There are many steps that my music player goes through to read and play the file.

  1. Initialization: I am reading the wav file as byte stream using std::ifstream. I get all the metadata I need and then read all the audio data.

  2. Configuration: I am construcing my custom object SoundPlaybackData to hold state about the playback of a file. This is important because as a music player application you have to keep state about the currently running audio file. Then I construct AudioStreamBasicDescription that will configure my playback options.The AudioStreamBasicDescription struct is used to specify the audio format details, such as sample rate, bit depth, and number of channels. These parameters must match the specifications of the WAV file to ensure accurate playback. For sample rate, I have went by 44100 which is an industry standard (it is a standard because it allows recreating 20000 Hz digitally, and is also 2^2*3^2*5^2*7^2 which helps with processing). I have also set other configurations. One of them is this which we already discussed:

    desc.mFramesPerPacket = 1;
    

    which essentially means that the input file is uncompressed.

    A frame represents a single set of samples, where:

    • Each sample corresponds to one channel.
    • For example, in stereo audio (2 channels), a frame includes one sample for the left channel and one sample for the right channel. A packet is an higher-level data structure that can contain multiple frames. For uncompressed audio, packets and frames have a 1:1 relationship.

    There are also other critical options, like this:

    desc.mBytesPerFrame = 4;
    

    which tells that each frame will have 32 bits of information, for us this would equate to 16-bit stereo WAV format where we will use 16 bits for the left channel and 16 bits for the right channel, summing to 32.

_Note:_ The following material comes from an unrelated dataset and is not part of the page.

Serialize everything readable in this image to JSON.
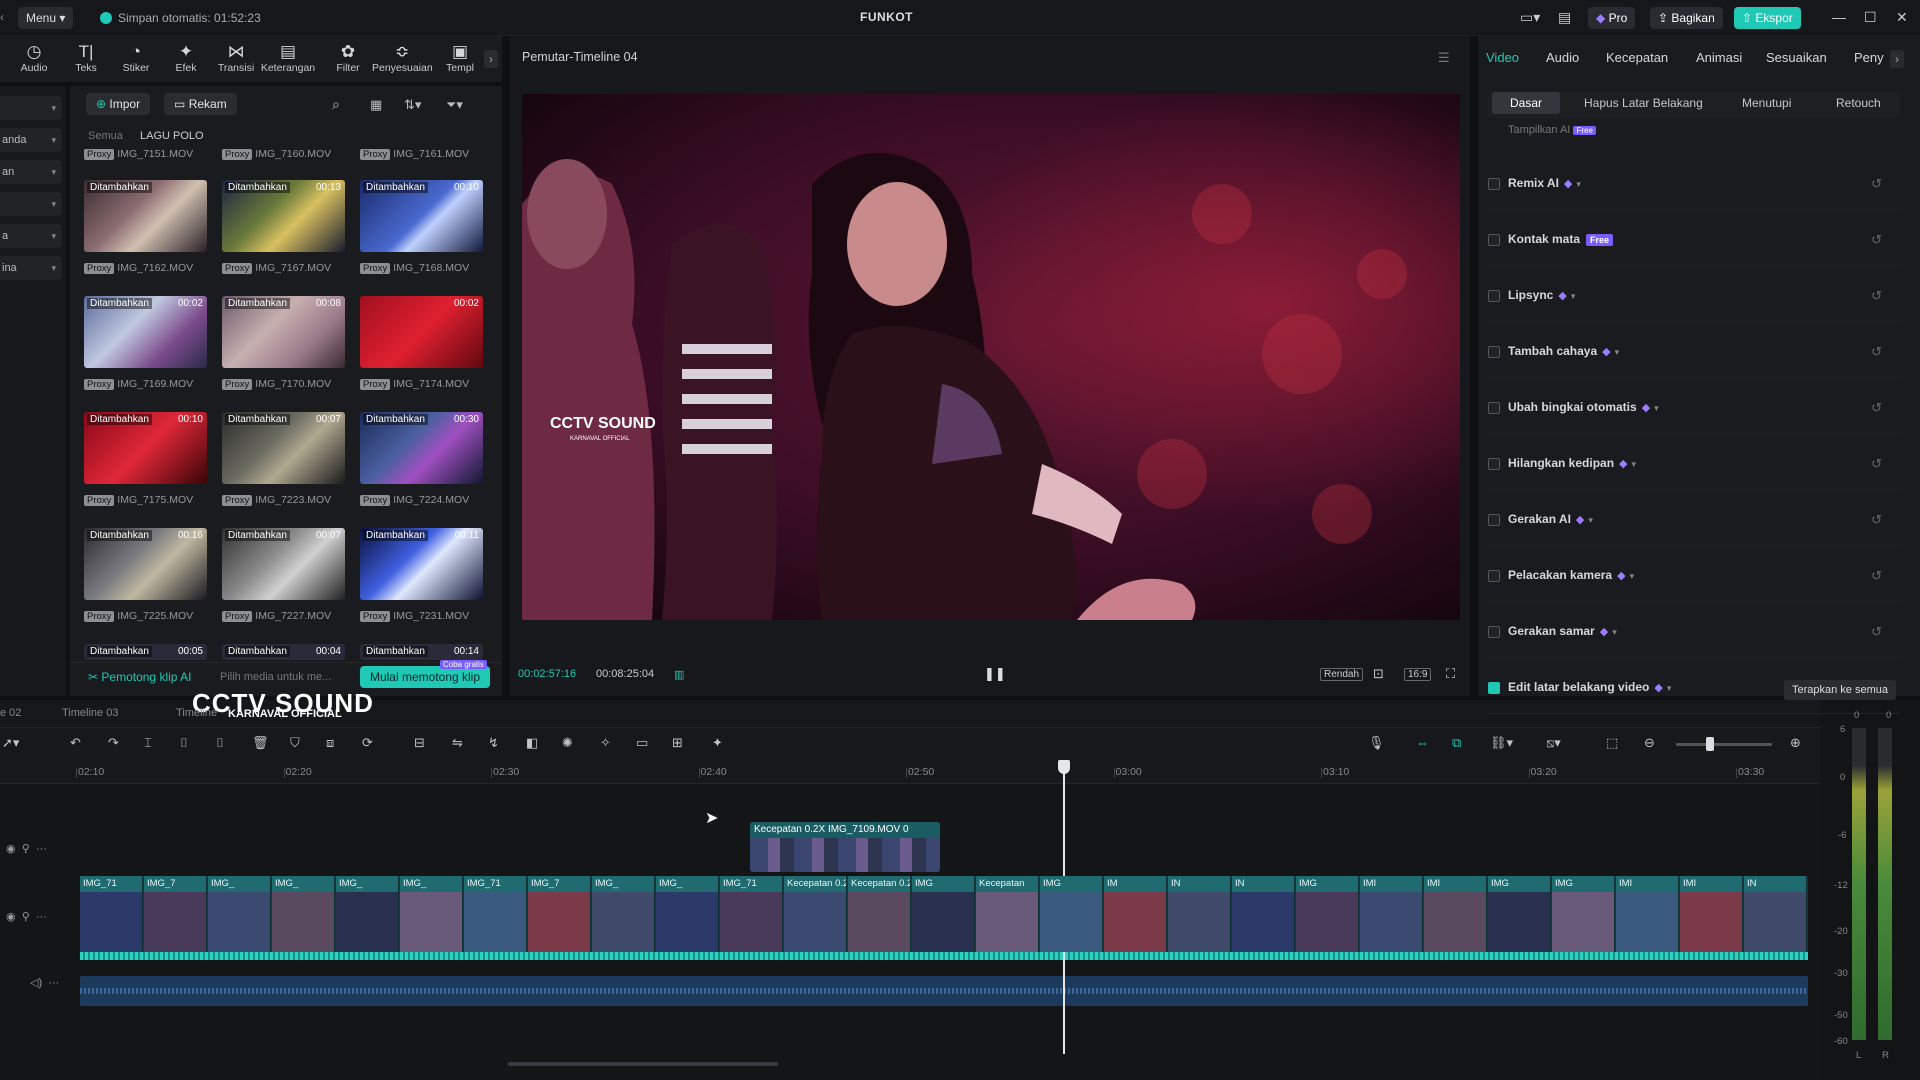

    After that, I am creating the AudioQueueNewOutput with the configuration and the custom output callback (the method atQueueEmpty in my code) which is essential. This callback will be called whenever the buffers are empty, so this callback is responsible with feeding in new audio data. If there is no unread data left, then the callback will simply return.

  3. Creating and Managing Buffers: Audio buffers are the core of the queue system. I allocated a set of buffers (exactly 3 buffers) and filled them with audio data from the WAV file. The number of buffers can be chosen to be different, I have chosen 3 because it worked for me and I don’t need to have the most optimized number. For our case, optimization will not be relevant. Before calling the AudioQueueStart method, I need to fill the buffer. I have chosen 0x10000 (65536) as the buffer size for experimentation but as you notice there is a tradeoff of using larger buffer sizes vs. a small one. Larger buffers reduce the frequency of refills but increase latency, while smaller buffers improve responsiveness but require more frequent refills.

  4. Callback Implementation: The callback function (atQueueEmpty) is invoked whenever a buffer is ready for reuse. In this function, I refilled the buffer with the next chunk of audio data from the WAV file and re-enqueued it for playback. This cycle ensures continuous audio output.

  5. Starting Playback: Once the buffers were prepared and enqueued, I started the playback queue using the AudioQueueStart function. This triggered the queue to begin processing and playing the audio data in real-time.

  6. Handling Cleanup: Proper cleanup is essential to avoid resource leaks. After playback was complete, I stopped the queue using AudioQueueStop and disposed of it with AudioQueueDispose. This released all associated resources and ensured that the application remained efficient.

This hands-on implementation with Audio Queue Services provided invaluable insights to me about low-level audio programming. By directly managing the audio pipeline, I was able to achieve precise control over playback behavior, making it suitable for applications requiring high performance and customization.

Conclusion

Apple’s Audio Queue Services empower developers to create efficient and high-performance audio applications by interacting directly with hardware. By parsing WAV files byte by byte and leveraging AQS in C++, I was able to build a lightweight and flexible audio player. Check out my WAV player implementation on GitHub.

Thank you for reading and hopefully you learned something!